Example of the mismatch:
Current: adrp x18, 8014
Fix: adrp x18, ffff800081f5f000 <this_cpu_vector>
Fix this by manually extracting the target address from the raw adrp
instruction via symbol_lookup_callback(). The address is then converted
to a specific symbol during symbol__disassemble_llvm() and formatted
to match objdump's output, ensuring compatibility with existing
parsers.
Signed-off-by: Tengda Wu <wutengda@xxxxxxxxxxxxxxx>
---
tools/perf/util/llvm.c | 50 ++++++++++++++++++++++++++++++++++++++++++
1 file changed, 50 insertions(+)
diff --git a/tools/perf/util/llvm.c b/tools/perf/util/llvm.c
index a0deb742a733..533d47e8084d 100644
--- a/tools/perf/util/llvm.c
+++ b/tools/perf/util/llvm.c
@@ -94,6 +94,7 @@ static void init_llvm(void)
struct symbol_lookup_storage {
u64 branch_addr;
u64 pcrel_load_addr;
+ u64 pcrel_adrp_addr;
};
static const char *
@@ -108,6 +109,18 @@ symbol_lookup_callback(void *disinfo, uint64_t value,
storage->branch_addr = value;
else if (*ref_type == LLVMDisassembler_ReferenceType_In_PCrel_Load)

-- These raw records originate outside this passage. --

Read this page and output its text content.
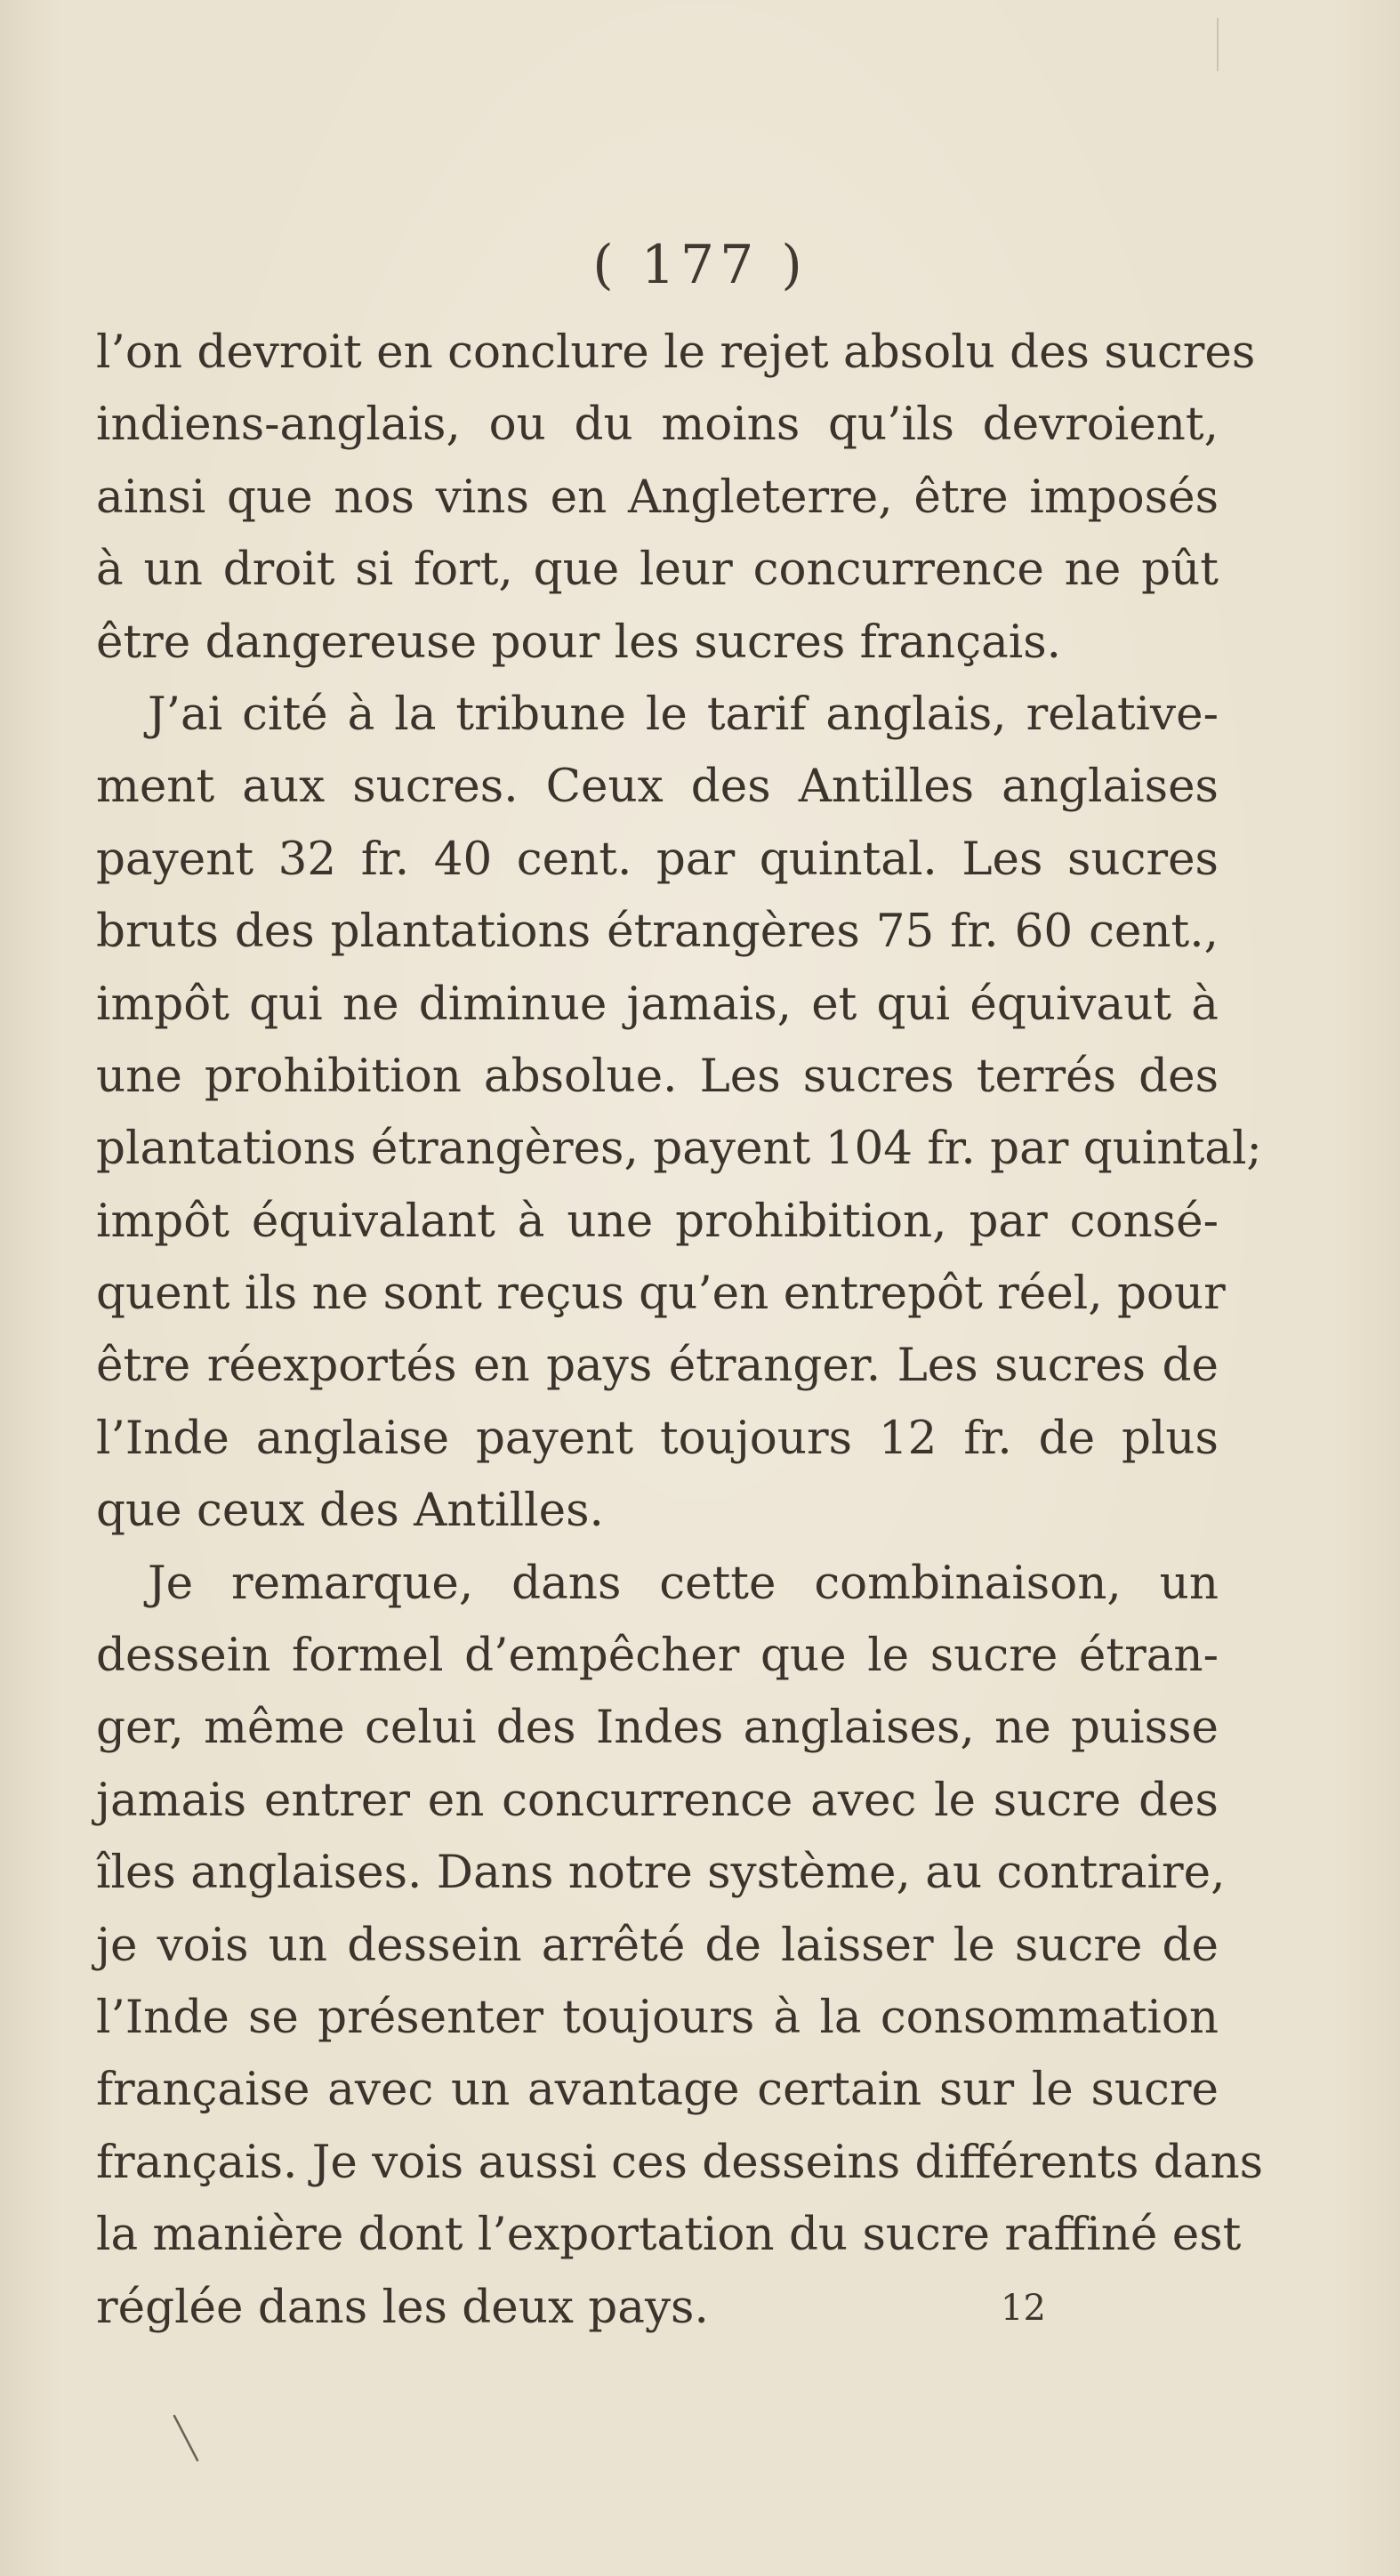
( 177 )
l’on devroit en conclure le rejet absolu des sucres
indiens-anglais, ou du moins qu’ils devroient,
ainsi que nos vins en Angleterre, être imposés
à un droit si fort, que leur concurrence ne pût
être dangereuse pour les sucres français.
J’ai cité à la tribune le tarif anglais, relative-
ment aux sucres. Ceux des Antilles anglaises
payent 32 fr. 40 cent. par quintal. Les sucres
bruts des plantations étrangères 75 fr. 60 cent.,
impôt qui ne diminue jamais, et qui équivaut à
une prohibition absolue. Les sucres terrés des
plantations étrangères, payent 104 fr. par quintal;
impôt équivalant à une prohibition, par consé-
quent ils ne sont reçus qu’en entrepôt réel, pour
être réexportés en pays étranger. Les sucres de
l’Inde anglaise payent toujours 12 fr. de plus
que ceux des Antilles.
Je remarque, dans cette combinaison, un
dessein formel d’empêcher que le sucre étran-
ger, même celui des Indes anglaises, ne puisse
jamais entrer en concurrence avec le sucre des
îles anglaises. Dans notre système, au contraire,
je vois un dessein arrêté de laisser le sucre de
l’Inde se présenter toujours à la consommation
française avec un avantage certain sur le sucre
français. Je vois aussi ces desseins différents dans
la manière dont l’exportation du sucre raffiné est
réglée dans les deux pays.	12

storage->pcrel_load_addr = value;
+ else if (*ref_type == LLVMDisassembler_ReferenceType_In_ARM64_ADRP) {
+ uint64_t adrp_imm;
+
+ /* immhi (bits 23:5) and immlo (bits 30:29) */
+ adrp_imm = ((value & 0x00ffffe0) >> 3) | ((value >> 29) & 0x3);
+ /* Sign-extend the 21-bit immediate to 64-bit */
+ if (adrp_imm & (1ULL << 20))
+ adrp_imm |= ~((1ULL << 21) - 1);
+
+ /* Calculate the target page address */
+ storage->pcrel_adrp_addr = (address & ~0xFFFLL) + (adrp_imm << 12);
+ }
*ref_type = LLVMDisassembler_ReferenceType_InOut_None;
return NULL;
}
@@ -204,6 +217,7 @@ int symbol__disassemble_llvm(const char *filename, struct symbol *sym,
storage.branch_addr = 0;
storage.pcrel_load_addr = 0;
+ storage.pcrel_adrp_addr = 0;
/*
* LLVM's API has the code be disassembled as non-const, cast
@@ -227,6 +241,42 @@ int symbol__disassemble_llvm(const char *filename, struct symbol *sym,
free(name);
}
}
+ if (storage.pcrel_adrp_addr != 0) {
+ /*
+ * ADRP (Address Page) instructions encode a 21-bit signed
+ * immediate offset relative to the current PC's page.
+ *
+ * To maintain consistency with standard objdump output,
+ * we truncate the raw encoded immediate at the comma
+ * and replace it with the resolved absolute page address.
+ *
+ * Example conversion:
+ * From: adrp x18, 8014
+ * To: adrp x18, ffff800081f5f000 <this_cpu_vector>
+ */
+ char *name;
+ char *s = strchr(disasm_buf, ',');
+
+ if (s == NULL)
+ goto err;
+
+ s++;
+ *s = '\0';
+ disasm_len = strlen(disasm_buf);
+ disasm_len += scnprintf(disasm_buf + disasm_len,
+ sizeof(disasm_buf) - disasm_len,
+ " %"PRIx64,
+ storage.pcrel_adrp_addr);
+ name = llvm_name_for_data(dso, filename,
+ storage.pcrel_adrp_addr);
+ if (name) {
+ disasm_len += scnprintf(disasm_buf + disasm_len,
+ sizeof(disasm_buf) -
+ disasm_len,
+ " <%s>", name);
+ free(name);
+ }
+ }
if (storage.pcrel_load_addr != 0) {
char *name = llvm_name_for_data(dso, filename,
storage.pcrel_load_addr);
--
2.34.1